If you sell physical products, look for ways to outsource the delivery. In addition, it may be time to transition your business to a different “product,” leveraging your expertise into one that uses your time without needing to physically in front of your clients. Don’t let self-imposed demands get in your way of setting your goals.
Be honest with your clients, and don’t apologize. Start from a position of strength, as a great business leader who knows how to live the good life.
Ask Yourself, “What if?”
Once you have your plan laid out, don’t let other barriers get in your way. If cash is an issue, there are options. The easiest way to start is to plan a long staycation weekend. Plan something fun around your home and community. Don’t make it all about chores. Sleep late, go out for coffee. Better yet, take your coffee out onto your porch and enjoy the fresh air and the beginning of a new day.
Another possibility is to look into house swaps where you trade your home with someone else to experience a different area. If you are starting with a long weekend, try to swap with a family close by, maybe only an hour or two away. You want to protect your time and not use the majority of it traveling.
You can also visit friends and family who have a private room where you can stay.
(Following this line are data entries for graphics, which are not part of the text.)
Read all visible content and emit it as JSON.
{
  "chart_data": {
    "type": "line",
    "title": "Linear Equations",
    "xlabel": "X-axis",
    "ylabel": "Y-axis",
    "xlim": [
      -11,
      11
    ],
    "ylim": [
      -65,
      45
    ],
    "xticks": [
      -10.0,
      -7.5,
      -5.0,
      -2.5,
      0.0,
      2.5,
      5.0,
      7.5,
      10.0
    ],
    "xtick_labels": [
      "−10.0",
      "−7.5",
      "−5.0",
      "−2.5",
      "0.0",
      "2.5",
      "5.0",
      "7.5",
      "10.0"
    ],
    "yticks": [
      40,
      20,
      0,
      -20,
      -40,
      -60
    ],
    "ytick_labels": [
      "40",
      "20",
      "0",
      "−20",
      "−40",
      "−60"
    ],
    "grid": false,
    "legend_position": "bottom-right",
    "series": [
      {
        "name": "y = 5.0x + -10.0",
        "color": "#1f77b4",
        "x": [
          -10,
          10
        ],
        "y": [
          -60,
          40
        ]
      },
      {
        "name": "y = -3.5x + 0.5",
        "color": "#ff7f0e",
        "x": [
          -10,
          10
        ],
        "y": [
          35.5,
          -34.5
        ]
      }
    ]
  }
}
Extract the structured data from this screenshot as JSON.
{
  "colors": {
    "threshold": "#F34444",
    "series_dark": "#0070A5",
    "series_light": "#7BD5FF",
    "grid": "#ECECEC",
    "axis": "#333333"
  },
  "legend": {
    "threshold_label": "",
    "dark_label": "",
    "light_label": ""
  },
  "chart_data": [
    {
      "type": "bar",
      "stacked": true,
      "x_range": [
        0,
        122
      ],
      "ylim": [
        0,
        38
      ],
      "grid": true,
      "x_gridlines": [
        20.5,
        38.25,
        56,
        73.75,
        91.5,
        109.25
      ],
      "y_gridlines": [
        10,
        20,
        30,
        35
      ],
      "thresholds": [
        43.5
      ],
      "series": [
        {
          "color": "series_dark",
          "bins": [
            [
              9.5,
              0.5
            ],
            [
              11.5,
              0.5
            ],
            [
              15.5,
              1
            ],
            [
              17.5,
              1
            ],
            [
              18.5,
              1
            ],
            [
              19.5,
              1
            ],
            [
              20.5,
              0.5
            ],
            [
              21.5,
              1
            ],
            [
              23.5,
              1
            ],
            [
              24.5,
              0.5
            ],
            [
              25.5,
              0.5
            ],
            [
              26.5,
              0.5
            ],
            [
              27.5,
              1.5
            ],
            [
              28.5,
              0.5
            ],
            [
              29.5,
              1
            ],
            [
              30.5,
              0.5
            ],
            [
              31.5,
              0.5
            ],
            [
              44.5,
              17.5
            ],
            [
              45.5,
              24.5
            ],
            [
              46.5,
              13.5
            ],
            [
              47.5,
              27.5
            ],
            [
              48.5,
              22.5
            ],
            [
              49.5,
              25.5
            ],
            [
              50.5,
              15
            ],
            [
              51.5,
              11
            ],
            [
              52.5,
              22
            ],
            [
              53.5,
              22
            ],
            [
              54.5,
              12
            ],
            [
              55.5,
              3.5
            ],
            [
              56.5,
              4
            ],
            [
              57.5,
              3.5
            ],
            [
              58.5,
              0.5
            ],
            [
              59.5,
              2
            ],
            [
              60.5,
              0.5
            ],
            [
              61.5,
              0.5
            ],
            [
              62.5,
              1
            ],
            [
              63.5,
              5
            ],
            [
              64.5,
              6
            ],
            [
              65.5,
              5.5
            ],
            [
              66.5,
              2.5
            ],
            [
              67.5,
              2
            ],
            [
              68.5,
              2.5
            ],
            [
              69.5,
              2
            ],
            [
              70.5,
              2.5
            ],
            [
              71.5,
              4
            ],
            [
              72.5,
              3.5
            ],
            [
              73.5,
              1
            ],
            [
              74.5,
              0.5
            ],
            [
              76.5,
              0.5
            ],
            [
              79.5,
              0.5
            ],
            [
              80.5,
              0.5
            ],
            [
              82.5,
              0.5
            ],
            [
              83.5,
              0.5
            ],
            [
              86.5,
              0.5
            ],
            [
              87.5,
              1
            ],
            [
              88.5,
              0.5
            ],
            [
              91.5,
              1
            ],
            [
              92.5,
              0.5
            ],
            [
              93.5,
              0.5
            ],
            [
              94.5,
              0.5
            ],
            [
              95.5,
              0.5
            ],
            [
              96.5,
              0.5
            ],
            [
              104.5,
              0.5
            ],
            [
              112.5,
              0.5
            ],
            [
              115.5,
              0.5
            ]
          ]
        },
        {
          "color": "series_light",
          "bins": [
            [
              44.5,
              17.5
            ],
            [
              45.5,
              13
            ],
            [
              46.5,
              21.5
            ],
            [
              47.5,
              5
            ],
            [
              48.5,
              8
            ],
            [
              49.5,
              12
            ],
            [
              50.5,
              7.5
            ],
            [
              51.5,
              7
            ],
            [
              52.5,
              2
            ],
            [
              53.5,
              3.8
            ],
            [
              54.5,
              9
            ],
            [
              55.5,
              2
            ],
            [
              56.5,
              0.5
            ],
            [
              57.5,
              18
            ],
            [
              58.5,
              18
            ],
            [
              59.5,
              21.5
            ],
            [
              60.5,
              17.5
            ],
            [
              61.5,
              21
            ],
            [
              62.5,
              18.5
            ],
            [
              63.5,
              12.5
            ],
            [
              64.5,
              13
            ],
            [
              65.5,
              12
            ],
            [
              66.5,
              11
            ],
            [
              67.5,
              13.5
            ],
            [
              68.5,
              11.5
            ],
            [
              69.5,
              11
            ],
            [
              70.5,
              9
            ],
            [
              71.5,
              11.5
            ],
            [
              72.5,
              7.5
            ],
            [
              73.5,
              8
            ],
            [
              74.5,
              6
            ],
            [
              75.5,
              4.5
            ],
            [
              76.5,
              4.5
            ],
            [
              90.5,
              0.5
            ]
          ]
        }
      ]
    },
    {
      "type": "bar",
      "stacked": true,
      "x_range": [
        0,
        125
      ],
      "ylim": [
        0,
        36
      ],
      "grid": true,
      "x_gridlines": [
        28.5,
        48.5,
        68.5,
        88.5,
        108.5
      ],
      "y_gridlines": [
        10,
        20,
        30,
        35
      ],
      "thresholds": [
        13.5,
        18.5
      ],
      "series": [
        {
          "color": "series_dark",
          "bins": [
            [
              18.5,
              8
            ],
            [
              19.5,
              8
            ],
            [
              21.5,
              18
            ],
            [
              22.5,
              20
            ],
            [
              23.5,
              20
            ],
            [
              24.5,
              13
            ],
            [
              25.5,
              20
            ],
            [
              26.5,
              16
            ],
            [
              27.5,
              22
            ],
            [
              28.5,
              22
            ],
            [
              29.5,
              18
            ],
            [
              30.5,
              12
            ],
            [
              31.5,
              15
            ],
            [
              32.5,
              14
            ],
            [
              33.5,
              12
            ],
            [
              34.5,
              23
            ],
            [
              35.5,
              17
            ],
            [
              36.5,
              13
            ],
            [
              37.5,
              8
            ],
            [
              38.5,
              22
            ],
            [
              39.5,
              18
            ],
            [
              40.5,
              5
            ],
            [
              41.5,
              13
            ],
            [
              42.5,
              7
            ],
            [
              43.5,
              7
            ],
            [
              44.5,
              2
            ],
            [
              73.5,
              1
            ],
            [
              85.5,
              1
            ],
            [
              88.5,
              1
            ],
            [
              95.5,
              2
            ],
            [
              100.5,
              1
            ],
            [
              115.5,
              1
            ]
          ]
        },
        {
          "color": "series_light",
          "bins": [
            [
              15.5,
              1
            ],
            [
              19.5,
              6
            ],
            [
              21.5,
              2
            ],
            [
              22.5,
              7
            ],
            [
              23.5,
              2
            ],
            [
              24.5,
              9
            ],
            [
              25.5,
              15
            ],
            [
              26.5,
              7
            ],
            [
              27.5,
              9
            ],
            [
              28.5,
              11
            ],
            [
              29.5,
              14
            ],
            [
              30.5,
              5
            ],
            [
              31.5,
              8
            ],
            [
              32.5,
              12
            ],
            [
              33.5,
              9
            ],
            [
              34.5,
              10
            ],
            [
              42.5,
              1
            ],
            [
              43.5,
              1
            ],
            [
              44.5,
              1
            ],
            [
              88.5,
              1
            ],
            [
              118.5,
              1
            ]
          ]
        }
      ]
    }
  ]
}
Hopefully, you will have a private bathroom, but if not, try to slip into their routine. Talk in advance with the homeowners to let them know they don’t have to take care of your every waking need. Go out on your own and maybe make dinner for everyone. With that in mind, be sure to be a gracious guest. Pick up after yourselves. Take a gift for the host. Gradually build up to a reasonable length of time that works for yourself and your family.
These short spurts will help you fine-tune your business operations in your absence. And I promise you, when you come back, you will feel refreshed and ready to exceed your goals for the next few months before it is time for your next vacation!
Written from a cruise ship, sailing home from Australia.
I’d love to hear your thoughts and stories. Have you established the right balance of vacation and work time? What practices have you embraced to get there?
If you feel you work too many hours, what are the first steps you can take to make a significant reduction this next year?